Snap, Crackle, and Click were gaining widespread recognition when Charles William Post visited the Battle Creek Sanitorium in 1893. Post believed that Click Krispie was the true star of the show and offered him a lucrative contract to leave his two brothers and work for the Post company. This caused a bitterness that, to this day, no amount of added sugar can completely assuage.
Snap and Crackle decided the show must go on. They recruited their younger brother, Pop, to replace Click. They worked harder than ever. It was Pop's good fortune to join the team soon after John Harvey Kellogg introduced popular new breakfast cereals, including corn flakes and what soon became known as Rice Krispies.

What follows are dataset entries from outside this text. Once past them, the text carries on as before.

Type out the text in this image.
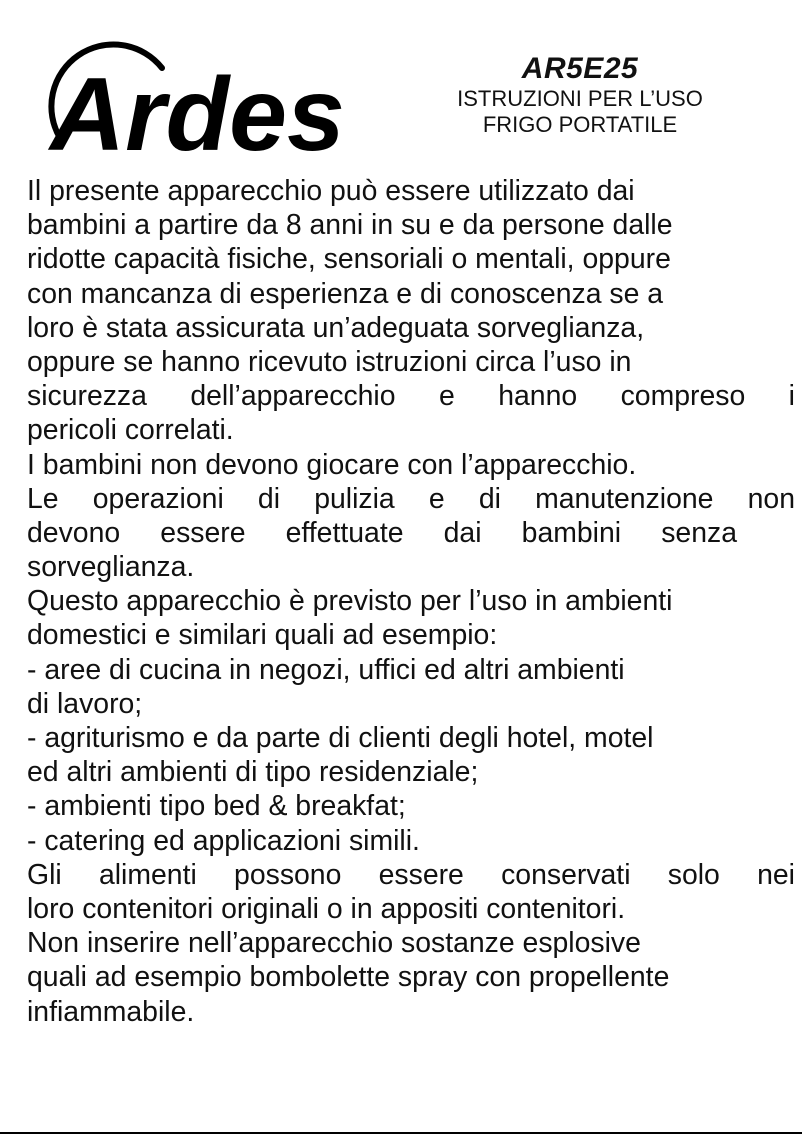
Ardes	AR5E25
ISTRUZIONI PER L’USO
FRIGO PORTATILE
Il presente apparecchio può essere utilizzato dai
bambini a partire da 8 anni in su e da persone dalle
ridotte capacità fisiche, sensoriali o mentali, oppure
con mancanza di esperienza e di conoscenza se a
loro è stata assicurata un’adeguata sorveglianza,
oppure se hanno ricevuto istruzioni circa l’uso in
sicurezza dell’apparecchio e hanno compreso i
pericoli correlati.
I bambini non devono giocare con l’apparecchio.
Le operazioni di pulizia e di manutenzione non
devono essere effettuate dai bambini senza
sorveglianza.
Questo apparecchio è previsto per l’uso in ambienti
domestici e similari quali ad esempio:
- aree di cucina in negozi, uffici ed altri ambienti
di lavoro;
- agriturismo e da parte di clienti degli hotel, motel
ed altri ambienti di tipo residenziale;
- ambienti tipo bed & breakfat;
- catering ed applicazioni simili.
Gli alimenti possono essere conservati solo nei
loro contenitori originali o in appositi contenitori.
Non inserire nell’apparecchio sostanze esplosive
quali ad esempio bombolette spray con propellente
infiammabile.
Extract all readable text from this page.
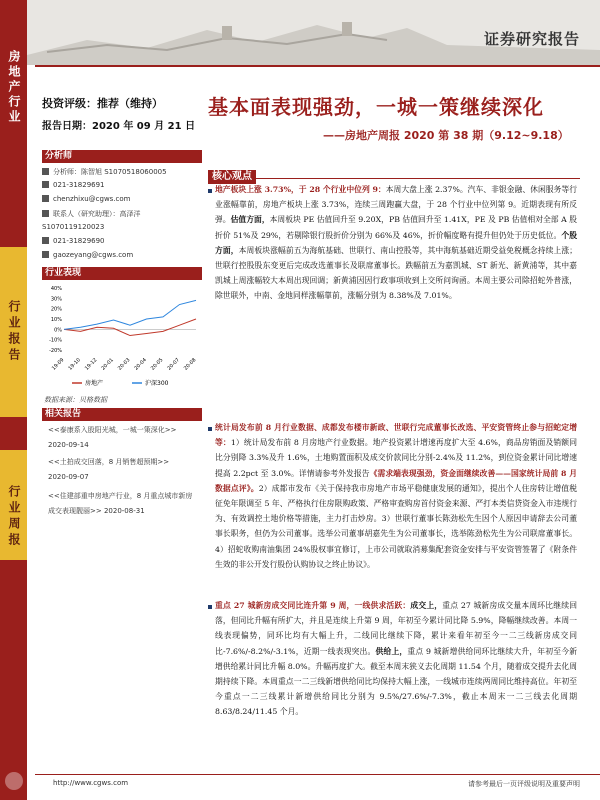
房地产行业
行业报告
行业周报
证券研究报告
投资评级：推荐（维持）
报告日期：2020 年 09 月 21 日
分析师
分析师：陈智旭 S1070518060005
021-31829691
chenzhixu@cgws.com
联系人（研究助理）：高泽洋
S1070119120023
021-31829690
gaozeyang@cgws.com
行业表现
40%
30%
20%
10%
0%
-10%
-20%
19-09 19-10 19-12 20-01 20-03 20-04 20-05 20-07 20-08
房地产	沪深300
数据来源：贝格数据
相关报告
<<泰康系入股阳光城，一城一策深化>>
2020-09-14
<<土拍成交回落，8 月销售超预期>>
2020-09-07
<<住建部重申房地产行业，8 月重点城市新房成交表现靓丽>> 2020-08-31
基本面表现强劲，一城一策继续深化
——房地产周报 2020 第 38 期（9.12~9.18）
核心观点
地产板块上涨 3.73%，于 28 个行业中位列 9：本周大盘上涨 2.37%。汽车、非银金融、休闲服务等行业涨幅靠前，房地产板块上涨 3.73%，连续三周跑赢大盘，于 28 个行业中位列第 9。近期表现有所反弹。估值方面，本周板块 PE 估值回升至 9.20X，PB 估值回升至 1.41X，PE 及 PB 估值相对全部 A 股折价 51%及 29%，若剔除银行股折价分别为 66%及 46%，折价幅度略有提升但仍处于历史低位。个股方面，本周板块涨幅前五为海航基础、世联行、南山控股等，其中海航基础近期受益免税概念持续上涨；世联行控股股东变更后完成改选董事长及联席董事长。跌幅前五为嘉凯城、ST 新光、新黄浦等，其中嘉凯城上周涨幅较大本周出现回调；新黄浦因因行政事项收到上交所问询函。本周主要公司除招蛇外普涨，除世联外，中南、金地同样涨幅靠前，涨幅分别为 8.38%及 7.01%。
统计局发布前 8 月行业数据、成都发布楼市新政、世联行完成董事长改选、平安资管终止参与招蛇定增等：1）统计局发布前 8 月房地产行业数据。地产投资累计增速再度扩大至 4.6%，商品房销面及销额同比分别降 3.3%及升 1.6%，土地购置面积及成交价款同比分别-2.4%及 11.2%，到位资金累计同比增速提高 2.2pct 至 3.0%。详情请参考外发报告《需求端表现强劲，资金面继续改善——国家统计局前 8 月数据点评》。2）成都市发布《关于保持我市房地产市场平稳健康发展的通知》，提出个人住房转让增值税征免年限调至 5 年、严格执行住房限购政策、严格审查购房首付资金来源、严打本类信贷资金入市违规行为、有效调控土地价格等措施，主力打击炒房。3）世联行董事长陈劲松先生因个人原因申请辞去公司董事长职务，但仍为公司董事。选举公司董事胡嘉先生为公司董事长，选举陈劲松先生为公司联席董事长。4）招蛇收购南油集团 24%股权事宜修订，上市公司就取消募集配套资金安排与平安资管签署了《附条件生效的非公开发行股份认购协议之终止协议》。
重点 27 城新房成交同比连升第 9 周，一线供求活跃：成交上，重点 27 城新房成交量本周环比继续回落，但同比升幅有所扩大，并且是连续上升第 9 周，年初至今累计同比降 5.9%，降幅继续改善。本周一线表现偏势，同环比均有大幅上升，二线同比继续下降，累计来看年初至今一二三线新房成交同比-7.6%/-8.2%/-3.1%，近期一线表现突出。供给上，重点 9 城新增供给同环比继续大升，年初至今新增供给累计同比升幅 8.0%。升幅再度扩大。截至本周末狭义去化周期 11.54 个月，随着成交提升去化周期持续下降。本周重点一二三线新增供给同比均保持大幅上涨，一线城市连续两周同比维持高位。年初至今重点一二三线累计新增供给同比分别为 9.5%/27.6%/-7.3%，截止本周末一二三线去化周期 8.63/8.24/11.45 个月。
http://www.cgws.com	请参考最后一页评级说明及重要声明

Thus began the Golden Age of cereal mascots. One might see Tony the Tiger having drinks with the Trix Rabbit, Sugar Bear and Jack Kerouac emerging from a jazz spot wearing dark shades, and of course, Snap, Crackle, & Pop making an impromptu appearance at a nightclub after filming wrapped on their latest TV commercial for Rice Krispies.
Sadly, drink took its toll on Click Krispie. Stage hands noticed milk disappearing from bowls faster than usual, and Click was sometimes unable to perform, dazed and sluggish from triptophan. Due to his unstable reputation, Post replaced him at the last minute by the Honeycomb Kid. Click died penniless on the cover of a generic snack pack box.
After years of success, tragedy struck the Krispie brothers again when Pop suffered a stroke and was no longer able to perform in TV commercials. It is generally believed that Pop had always tried to compensate for being the young new-comer.
"He always stayed in the milk as long as it took," said Snap. "He popped the loudest and longest."
To which Crackle rejoined, "Oh, Snap!"
Snap and Crackle briefly replaced Pop with veteran cereal mascot, Captain Crunch, but to their audience, it just wasn't the same. They called it quits in 1972. The characters we now know as Snap, Crackle, and Pop are computer generated; mere animated caricatures of the original brilliant Fathers of All Cereal Mascots.